Los Angeles stands out as ground zero for the progressive vision of criminal justice reform.  This is due in part to California’s decade-long adoption of statewide sentencing and policing reduction policies along with that city’s almost complete subjugation to the Black Lives Matter movement.  City leaders uniformly tarred the police as racists and voted to defund the LAPD.   Public order laws, hated by progressives, had not been enforced for over a decade.  Last year even the moderate black, female, district attorney was driven out of office by Black Lives matter in a campaign financed by Soros and San Francisco liberals.  Her replacement; progressive former San Francisco DA George Gascon immediately put defense attorneys on his management staff and demanded shorter sentences for every offender arrested in the county.   There is no place in the country more qualified to be the progressive reform demonstration project than Los Angeles.

So what has been the result?  The murder rate in the city has increased by 31% this year compared to last year when it rose by 34%.  The Los Angeles County Sheriff reports a 95% increase in murders.  Shootings in both the city and county have set records in both 2020 and 2021.  For the County auto thefts are up 40%, arson is up 22%, rape is up almost 8%, and aggravated assault is up 13%.  While reported property crimes are down, due to Proposition 47, police budget cuts and de-policing policies, many property crimes are no longer reported or counted.  Roughly 150,000 drug addicted and mentally ill homeless are camping on sidewalks, in parks and on beaches across the county and several die of overdoses or are murdered every day.   Department stores, drugstores and specialty shops are routinely looted with security video on the nightly news.  Nobody gets arrested.  Drug dealing is rampant and fatal overdoses among the non-homeless population exceed numbers not seen since the 1960s.  And what about the people of color these policies were supposed to protect?  According to the Los Angeles Times “the surge in homicides in Los Angeles since the Covid-19 pandemic has played out almost entirely among Latino and black victims.”  “In the 18-month period from January 2020 through this June, there were 266 Latino victims killed in L.A., compared with 182 Latino victims in the prior 18-month period — a 46.2% increase.  There were 192 Black victims, compared with 151 Black victims in the previous period, for a 27.2% increase. Victims whose race was described as “other” were fewer in number, but increased more sharply — from 14 to 30, for a 114.3% increase.”

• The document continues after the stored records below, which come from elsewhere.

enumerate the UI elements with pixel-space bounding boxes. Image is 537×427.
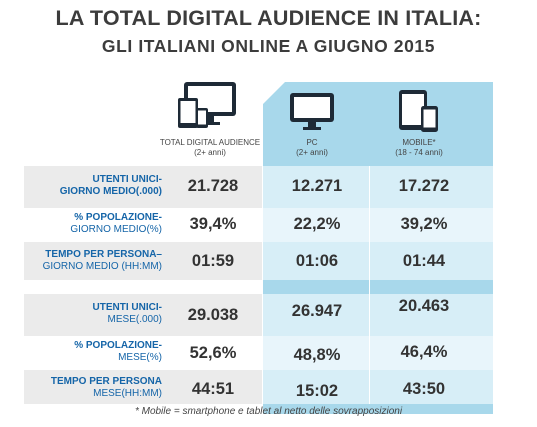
row-label-bold: % POPOLAZIONE-	[74, 212, 162, 223]
row-label-bold: UTENTI UNICI-	[92, 302, 162, 313]
cell-pc-row-4: 26.947	[291, 302, 343, 320]
row-label-5: % POPOLAZIONE- MESE(%)	[12, 340, 162, 364]
row-label-bold: UTENTI UNICI-	[92, 174, 162, 185]
cell-total-row-4: 29.038	[187, 306, 239, 324]
column-header-pc: PC (2+ anni)	[262, 138, 362, 158]
column-header-sublabel: (18 - 74 anni)	[395, 148, 443, 157]
cell-mobile-row-5: 46,4%	[400, 343, 448, 361]
cell-mobile-row-3: 01:44	[402, 252, 446, 270]
row-label-6: TEMPO PER PERSONA MESE(HH:MM)	[12, 376, 162, 400]
row-label-rest: MESE(HH:MM)	[93, 388, 162, 399]
cell-mobile-row-1: 17.272	[398, 177, 450, 195]
chart-title-line-1: LA TOTAL DIGITAL AUDIENCE IN ITALIA:	[55, 6, 482, 30]
cell-total-row-1: 21.728	[187, 177, 239, 195]
cell-pc-row-2: 22,2%	[293, 215, 341, 233]
row-label-rest: GIORNO MEDIO(.000)	[59, 186, 162, 197]
cell-mobile-row-6: 43:50	[402, 380, 446, 398]
cell-pc-row-3: 01:06	[295, 252, 339, 270]
column-header-sublabel: (2+ anni)	[194, 148, 226, 157]
cell-total-row-3: 01:59	[191, 252, 235, 270]
column-header-sublabel: (2+ anni)	[296, 148, 328, 157]
row-band-3-tint	[263, 242, 493, 280]
row-label-bold: % POPOLAZIONE-	[74, 340, 162, 351]
row-band-4-tint	[263, 294, 493, 336]
row-label-rest: MESE(.000)	[107, 314, 162, 325]
cell-pc-row-5: 48,8%	[293, 346, 341, 364]
row-label-rest: MESE(%)	[118, 352, 162, 363]
footnote: * Mobile = smartphone e tablet al netto …	[134, 406, 403, 417]
cell-pc-row-6: 15:02	[295, 382, 339, 400]
cell-total-row-6: 44:51	[191, 380, 235, 398]
column-header-mobile: MOBILE* (18 - 74 anni)	[369, 138, 469, 158]
row-label-rest: GIORNO MEDIO (HH:MM)	[42, 261, 162, 272]
row-band-2-tint	[263, 208, 493, 242]
cell-pc-row-1: 12.271	[291, 177, 343, 195]
row-label-bold: TEMPO PER PERSONA–	[45, 249, 162, 260]
column-separator-1	[262, 166, 263, 404]
panel-corner-notch	[263, 82, 285, 104]
cell-mobile-row-4: 20.463	[398, 297, 450, 315]
column-separator-2	[369, 166, 370, 404]
row-label-2: % POPOLAZIONE- GIORNO MEDIO(%)	[12, 212, 162, 236]
row-band-1-tint	[263, 166, 493, 208]
row-band-6-tint	[263, 370, 493, 404]
cell-total-row-2: 39,4%	[189, 215, 237, 233]
cell-total-row-5: 52,6%	[189, 344, 237, 362]
row-label-bold: TEMPO PER PERSONA	[50, 376, 162, 387]
row-label-3: TEMPO PER PERSONA– GIORNO MEDIO (HH:MM)	[12, 249, 162, 273]
cell-mobile-row-2: 39,2%	[400, 215, 448, 233]
chart-title-line-2: GLI ITALIANI ONLINE A GIUGNO 2015	[101, 36, 436, 56]
column-header-label: PC	[306, 138, 318, 147]
desktop-monitor-icon	[290, 93, 334, 130]
row-label-rest: GIORNO MEDIO(%)	[70, 224, 162, 235]
column-header-total-digital-audience: TOTAL DIGITAL AUDIENCE (2+ anni)	[152, 138, 268, 158]
multi-device-icon	[178, 82, 236, 128]
row-label-1: UTENTI UNICI- GIORNO MEDIO(.000)	[12, 174, 162, 198]
row-label-4: UTENTI UNICI- MESE(.000)	[12, 302, 162, 326]
column-header-label: TOTAL DIGITAL AUDIENCE	[159, 138, 261, 147]
smartphone-tablet-icon	[399, 90, 438, 132]
row-band-5-tint	[263, 336, 493, 370]
column-header-label: MOBILE*	[402, 138, 436, 147]
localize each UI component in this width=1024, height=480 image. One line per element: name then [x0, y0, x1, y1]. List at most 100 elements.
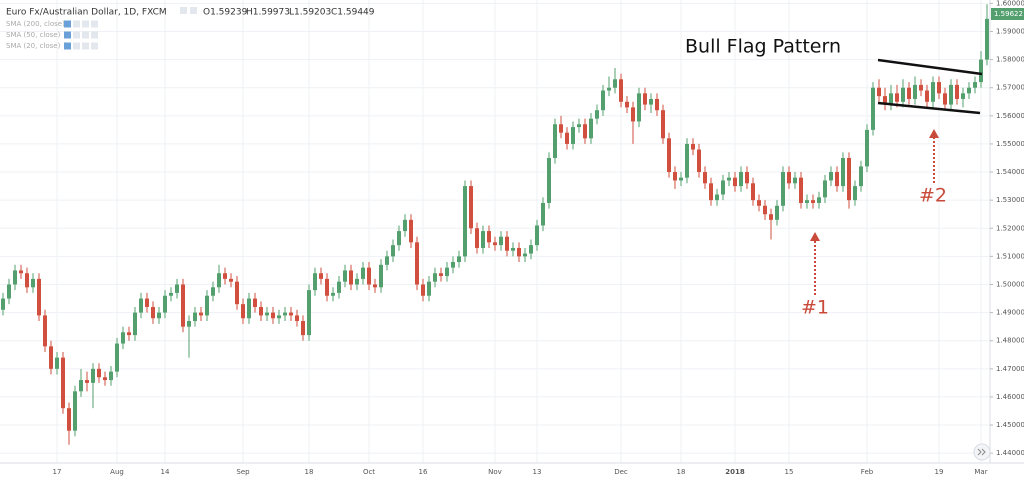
- scroll-button[interactable]: [973, 443, 991, 461]
- arrow-1-head: [810, 232, 820, 241]
- candle-body: [421, 284, 425, 296]
- candle-body: [313, 273, 317, 291]
- last-price-label: 1.59622: [994, 10, 1023, 18]
- candle-body: [259, 306, 263, 316]
- candle-body: [193, 312, 197, 322]
- candle-body: [721, 180, 725, 195]
- candle-body: [949, 84, 953, 105]
- candle-body: [307, 290, 311, 336]
- candle-body: [1, 298, 5, 310]
- y-tick-label: 1.49000: [996, 309, 1024, 317]
- indicator-icon: [91, 20, 98, 28]
- candle-body: [169, 292, 173, 296]
- candle-body: [589, 118, 593, 139]
- candle-body: [841, 157, 845, 187]
- indicator-icon: [73, 42, 80, 50]
- indicator-icon: [82, 20, 89, 28]
- candle-body: [523, 253, 527, 257]
- candle-body: [493, 242, 497, 246]
- candle-body: [409, 219, 413, 243]
- ohlc-high: H1.59973: [246, 8, 290, 18]
- indicator-icon: [64, 31, 71, 39]
- flag-bottom-line: [877, 101, 981, 115]
- candle-body: [889, 93, 893, 105]
- candle-body: [481, 231, 485, 248]
- candle-body: [205, 295, 209, 316]
- candle-body: [853, 186, 857, 201]
- candle-body: [541, 202, 545, 226]
- candle-body: [145, 298, 149, 307]
- candle-body: [301, 321, 305, 336]
- candle-body: [349, 270, 353, 285]
- annotation-2: #2: [919, 185, 947, 207]
- symbol-title: Euro Fx/Australian Dollar, 1D, FXCM: [6, 8, 167, 18]
- candle-body: [379, 264, 383, 288]
- candle-body: [793, 177, 797, 184]
- candle-body: [133, 312, 137, 336]
- candle-body: [91, 368, 95, 383]
- candle-body: [151, 306, 155, 319]
- candle-body: [901, 87, 905, 102]
- y-tick-label: 1.45000: [996, 421, 1024, 429]
- candle-body: [823, 180, 827, 198]
- y-tick-label: 1.46000: [996, 393, 1024, 401]
- candle-body: [571, 127, 575, 144]
- last-price-box: [991, 7, 1024, 20]
- candle-body: [979, 59, 983, 83]
- candle-body: [127, 332, 131, 336]
- candle-body: [43, 315, 47, 347]
- candle-body: [277, 315, 281, 319]
- candle-body: [229, 278, 233, 282]
- candle-body: [487, 231, 491, 243]
- candle-body: [535, 225, 539, 246]
- candle-body: [391, 245, 395, 257]
- ohlc-open: O1.59239: [203, 8, 248, 18]
- x-tick-label: 14: [161, 468, 170, 476]
- candle-body: [553, 124, 557, 158]
- x-tick-label: 2018: [725, 468, 745, 476]
- candle-body: [331, 292, 335, 296]
- x-tick-label: Feb: [861, 468, 874, 476]
- candle-body: [397, 231, 401, 246]
- candle-body: [877, 87, 881, 97]
- candle-body: [403, 219, 407, 232]
- indicator-icon: [82, 42, 89, 50]
- candle-body: [199, 312, 203, 316]
- candle-body: [685, 143, 689, 178]
- flag-top-line: [877, 58, 983, 76]
- y-tick-label: 1.60000: [996, 0, 1024, 7]
- candle-body: [49, 346, 53, 369]
- candle-body: [79, 380, 83, 392]
- candle-body: [325, 278, 329, 296]
- candle-body: [667, 138, 671, 173]
- y-tick-label: 1.55000: [996, 140, 1024, 148]
- candle-body: [187, 321, 191, 327]
- candle-body: [931, 82, 935, 102]
- candle-body: [67, 408, 71, 431]
- candle-body: [163, 295, 167, 313]
- candle-body: [247, 298, 251, 319]
- candle-body: [715, 194, 719, 201]
- candle-body: [961, 93, 965, 99]
- candle-body: [937, 82, 941, 94]
- candle-body: [121, 332, 125, 344]
- y-tick-label: 1.58000: [996, 56, 1024, 64]
- candle-body: [139, 298, 143, 313]
- candle-body: [679, 177, 683, 181]
- candle-body: [355, 278, 359, 285]
- candle-body: [61, 357, 65, 409]
- candle-layer: [1, 4, 989, 445]
- candle-body: [745, 172, 749, 184]
- candle-body: [241, 304, 245, 319]
- x-tick-label: Dec: [614, 468, 628, 476]
- candle-body: [13, 270, 17, 285]
- x-tick-label: 15: [785, 468, 794, 476]
- candle-body: [283, 312, 287, 316]
- candle-body: [943, 93, 947, 105]
- x-tick-label: 18: [677, 468, 686, 476]
- candle-body: [565, 132, 569, 144]
- candle-body: [271, 312, 275, 319]
- x-tick-label: 18: [305, 468, 314, 476]
- candle-body: [781, 172, 785, 206]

“Latinos account for 49% of the city’s population, according to U.S. Census data, and 50% of homicide victims during the more recent 18-month period. Black people account for just 9% of the city’s population, but 36% of the victims. Non-Latino white people account for about 29% of L.A.’s population, but less than 8% of the victims.”   Increasing the investment in progressive criminal justice  reforms to protect “people of color” is almost exclusively killing and injuring “people of color.”

Californians have figured this out.  The Los Angeles Times reports that a statewide a CBS News poll released last Wednesday found that 68% of respondents deemed crime a very important issue and 26% called it somewhat important. Only 6% said it was not important.

Hopefully time has run out on the progressives and their experiment with public safety.